Według lekarza nieżyjącego już Michaela Jacksona, Janet Jackson miała córkę ze swoim byłym mężem Jamesem DeBargem. Narodziny dziecka były utrzymywane w tajemnicy, jak również fakt, że dziewczynka została oddana do adopcji – pisze o tym portal Radar Online.
Doktor Conrad Murray twierdzi, że siostra Michaela Jacksona, Janet urodziła w latach 80. dziecko, które następnie oddała do adopcji. Murray pisze o tym w książce, którą niedawno wydał. Powołuje się w niej na informację, jaką przekazał mu listownie były mąż piosenkarki James DeBarge.
"Conrad, nie mogę tego dłużej utrzymywać tylko dla siebie. Dowiedziałem się, że urodziła mi się córka, kiedy byłem z Janet" - pisze eksmąż.
DeBarge i Janet pobrali się, kiedy gwiazda miała 18 lat. Po roku małżeństwo zostało anulowane.
Według DeBarge, narodziny dziecka utrzymywane były w tajemnicy, między innymi dlatego, że rodzina Jacksonów oddała dziewczynkę do adopcji.

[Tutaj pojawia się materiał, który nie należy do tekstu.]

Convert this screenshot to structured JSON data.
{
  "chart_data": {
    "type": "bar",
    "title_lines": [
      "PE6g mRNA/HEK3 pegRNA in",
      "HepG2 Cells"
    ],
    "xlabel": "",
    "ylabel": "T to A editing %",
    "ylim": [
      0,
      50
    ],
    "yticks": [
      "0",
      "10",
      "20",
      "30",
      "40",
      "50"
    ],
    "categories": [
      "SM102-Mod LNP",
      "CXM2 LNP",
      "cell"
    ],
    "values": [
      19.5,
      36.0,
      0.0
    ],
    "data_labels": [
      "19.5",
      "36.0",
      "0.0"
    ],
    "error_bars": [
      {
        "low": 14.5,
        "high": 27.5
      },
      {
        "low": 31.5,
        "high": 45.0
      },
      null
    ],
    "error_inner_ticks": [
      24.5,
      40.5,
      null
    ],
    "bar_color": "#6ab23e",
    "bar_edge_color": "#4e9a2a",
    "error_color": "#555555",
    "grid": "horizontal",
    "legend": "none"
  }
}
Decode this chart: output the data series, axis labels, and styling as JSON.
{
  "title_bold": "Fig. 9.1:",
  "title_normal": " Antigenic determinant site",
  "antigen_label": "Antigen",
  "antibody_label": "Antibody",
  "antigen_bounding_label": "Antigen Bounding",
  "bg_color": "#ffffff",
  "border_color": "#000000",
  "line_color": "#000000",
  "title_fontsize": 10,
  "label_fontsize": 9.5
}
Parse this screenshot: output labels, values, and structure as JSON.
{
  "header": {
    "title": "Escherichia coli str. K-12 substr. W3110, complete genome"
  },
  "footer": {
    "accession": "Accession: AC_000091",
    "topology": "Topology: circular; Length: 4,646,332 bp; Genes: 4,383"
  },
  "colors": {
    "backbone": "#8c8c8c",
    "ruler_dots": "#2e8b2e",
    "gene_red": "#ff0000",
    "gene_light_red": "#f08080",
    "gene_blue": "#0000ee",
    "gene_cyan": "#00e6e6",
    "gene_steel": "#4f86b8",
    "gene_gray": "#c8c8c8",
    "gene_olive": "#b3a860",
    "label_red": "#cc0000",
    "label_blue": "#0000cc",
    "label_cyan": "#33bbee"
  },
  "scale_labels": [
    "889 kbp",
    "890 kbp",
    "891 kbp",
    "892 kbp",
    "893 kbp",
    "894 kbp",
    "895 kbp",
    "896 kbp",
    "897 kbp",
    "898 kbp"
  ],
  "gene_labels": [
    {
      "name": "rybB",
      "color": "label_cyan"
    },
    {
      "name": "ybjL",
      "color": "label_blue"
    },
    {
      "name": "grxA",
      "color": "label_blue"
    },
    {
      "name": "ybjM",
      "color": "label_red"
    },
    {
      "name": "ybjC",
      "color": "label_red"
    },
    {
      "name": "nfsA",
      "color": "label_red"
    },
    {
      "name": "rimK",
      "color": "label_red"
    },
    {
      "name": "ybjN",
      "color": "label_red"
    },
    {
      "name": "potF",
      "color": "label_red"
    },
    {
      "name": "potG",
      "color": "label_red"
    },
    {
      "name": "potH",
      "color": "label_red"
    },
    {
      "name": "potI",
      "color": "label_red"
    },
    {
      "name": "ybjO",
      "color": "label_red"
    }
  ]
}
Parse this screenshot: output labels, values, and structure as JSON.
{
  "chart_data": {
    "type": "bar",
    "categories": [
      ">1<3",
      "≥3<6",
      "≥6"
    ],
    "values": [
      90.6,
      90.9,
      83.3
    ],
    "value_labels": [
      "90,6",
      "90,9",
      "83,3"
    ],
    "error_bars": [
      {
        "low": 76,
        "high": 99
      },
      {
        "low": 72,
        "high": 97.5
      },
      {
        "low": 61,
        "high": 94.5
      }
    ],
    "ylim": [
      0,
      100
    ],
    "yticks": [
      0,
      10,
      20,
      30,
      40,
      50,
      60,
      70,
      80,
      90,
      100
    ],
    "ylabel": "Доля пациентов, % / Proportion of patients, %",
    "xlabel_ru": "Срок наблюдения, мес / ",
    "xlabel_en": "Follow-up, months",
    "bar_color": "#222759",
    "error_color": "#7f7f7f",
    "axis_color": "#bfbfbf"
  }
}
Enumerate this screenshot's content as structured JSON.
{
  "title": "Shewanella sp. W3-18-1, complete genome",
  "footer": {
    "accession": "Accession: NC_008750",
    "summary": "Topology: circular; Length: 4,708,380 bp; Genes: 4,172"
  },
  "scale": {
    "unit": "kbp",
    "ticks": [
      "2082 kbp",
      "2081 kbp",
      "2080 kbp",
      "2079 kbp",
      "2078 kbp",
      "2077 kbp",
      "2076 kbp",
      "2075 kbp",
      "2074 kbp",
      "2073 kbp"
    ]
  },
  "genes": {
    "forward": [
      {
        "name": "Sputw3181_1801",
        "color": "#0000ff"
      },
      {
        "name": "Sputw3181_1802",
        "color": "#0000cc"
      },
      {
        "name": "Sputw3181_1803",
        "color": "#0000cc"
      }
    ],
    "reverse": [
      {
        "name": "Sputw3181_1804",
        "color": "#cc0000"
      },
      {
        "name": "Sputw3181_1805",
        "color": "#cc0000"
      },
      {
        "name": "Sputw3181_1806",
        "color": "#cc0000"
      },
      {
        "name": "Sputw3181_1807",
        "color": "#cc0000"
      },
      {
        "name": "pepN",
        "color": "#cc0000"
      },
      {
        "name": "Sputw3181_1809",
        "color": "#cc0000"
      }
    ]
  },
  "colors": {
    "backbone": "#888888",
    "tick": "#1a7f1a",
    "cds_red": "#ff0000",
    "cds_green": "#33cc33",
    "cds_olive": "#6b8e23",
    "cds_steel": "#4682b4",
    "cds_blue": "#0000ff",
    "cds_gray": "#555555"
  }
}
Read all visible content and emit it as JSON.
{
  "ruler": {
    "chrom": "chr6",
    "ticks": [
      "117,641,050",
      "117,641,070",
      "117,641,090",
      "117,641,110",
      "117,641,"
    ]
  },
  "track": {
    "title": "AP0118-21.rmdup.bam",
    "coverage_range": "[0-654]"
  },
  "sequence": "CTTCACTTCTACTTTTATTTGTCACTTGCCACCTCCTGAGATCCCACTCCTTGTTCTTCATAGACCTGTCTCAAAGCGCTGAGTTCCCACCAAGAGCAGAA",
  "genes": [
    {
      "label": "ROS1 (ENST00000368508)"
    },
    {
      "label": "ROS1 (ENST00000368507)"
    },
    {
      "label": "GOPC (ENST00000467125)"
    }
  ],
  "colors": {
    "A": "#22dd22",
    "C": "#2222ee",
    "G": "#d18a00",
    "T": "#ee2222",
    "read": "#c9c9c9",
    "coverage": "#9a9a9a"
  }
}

Już jako dorosła kobieta miała odszukać swojego ojca. "Byłem tak szczęśliwy, że nie wiedziałem, co robić" - pisze James. Twierdzi, że nie ma za złe Janet, że nie powiedziała mu, iż został ojcem.
Jak twierdzi Radar Online, kobieta, która odszukała swojego ojca, nie chciała, by o tym dowiedziała się jej biologiczna matka - Janet.
50-letnia Janet Jackson jest obecnie w ciąży ze swoim mężem Wissamem Al Many. Jak do tej pory podawały media, ma to być jej pierwsze dziecko.